Come join us for RISHM’s upcoming Black History Month event February 25, 2024

By Jacquelyn Smith, February 8, 2024

The Rhode Island Slave History Medallions (RISHM) is inviting the public to celebrate Black History Month at a program honoring Black abolitionist and church founder Peter Quire on Sunday, February 25 at 3PM at the historic St. John the Evangelist Church, 61 Washington Street in Newport. The event is free, open to the public, and a reception follows.

With speakers and gospel music, the event will feature US Congressman Gabe Amo of RI speaking about Black History Month. RISHM Founder and Executive Director will speak about the history of Peter Quire, who worked with the Pennsylvania Quakers on the Underground Railroad freeing enslaved people, and his wife Harriet, both lifelong advocates for equality who were leaders of the Black community in Newport. The St. John’s Choir will perform with special guests Mixed Majic Exult Choir.

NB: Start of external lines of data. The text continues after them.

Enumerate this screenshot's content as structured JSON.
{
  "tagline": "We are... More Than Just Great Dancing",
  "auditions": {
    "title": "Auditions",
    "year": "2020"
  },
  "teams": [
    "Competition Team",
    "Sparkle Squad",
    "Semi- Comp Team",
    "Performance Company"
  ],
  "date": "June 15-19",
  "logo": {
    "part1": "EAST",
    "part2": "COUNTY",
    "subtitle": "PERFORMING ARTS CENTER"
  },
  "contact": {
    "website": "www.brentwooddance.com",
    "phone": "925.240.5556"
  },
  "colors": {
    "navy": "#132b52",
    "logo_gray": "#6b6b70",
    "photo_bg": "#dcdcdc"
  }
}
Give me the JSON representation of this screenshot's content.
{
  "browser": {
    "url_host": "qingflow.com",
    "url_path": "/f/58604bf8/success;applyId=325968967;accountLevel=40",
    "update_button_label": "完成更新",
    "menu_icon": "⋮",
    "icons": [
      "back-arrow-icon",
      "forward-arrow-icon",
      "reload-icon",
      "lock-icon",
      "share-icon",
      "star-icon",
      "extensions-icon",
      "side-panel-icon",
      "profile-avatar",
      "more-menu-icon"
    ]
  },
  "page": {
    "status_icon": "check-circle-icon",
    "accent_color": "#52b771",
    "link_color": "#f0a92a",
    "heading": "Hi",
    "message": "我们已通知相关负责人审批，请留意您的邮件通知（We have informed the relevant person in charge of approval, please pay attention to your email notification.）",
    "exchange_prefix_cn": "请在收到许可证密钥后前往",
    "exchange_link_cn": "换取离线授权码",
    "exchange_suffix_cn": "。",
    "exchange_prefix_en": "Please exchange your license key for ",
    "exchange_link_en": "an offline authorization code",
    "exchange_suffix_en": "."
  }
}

RISHM will be installing a medallion at the church’s entrance and it will be among the 14 markers installed across the state that tell the inclusive stories of African and Indigenous Americans during the Colonial Era. In Newport, medallions are marking the landscape at Bowen’s Wharf, Trinity Church, and the W.E. Channing/Quamino House on School Street. Other medallions being installed this year are at the Vernon House, Clarke St., and the Trinity School-Shiloh Baptist Church, School Street. Medallions provide a QR code for scanning with a mobile phone, linking visitors to the slave history archive at www.rishm.org. For more information, contact RISHM director Charles Roberts at info@rishm.org.

Peter Quire and the Church of St John the Evangelist

Click here to discover more about St. John the Evangelist Episcopal Church and Peter Quire.

Peter and Harriet Frances Quire, a free Black man and woman, held the first services of St. John’s Parish above their cobbler shop. Before moving to Newport, Peter Quire worked with the Quakers to free enslaved people in the Underground Railroad in Pennsylvania. Upon his death in 1899, he bequeathed $419, his life savings, to founding the church.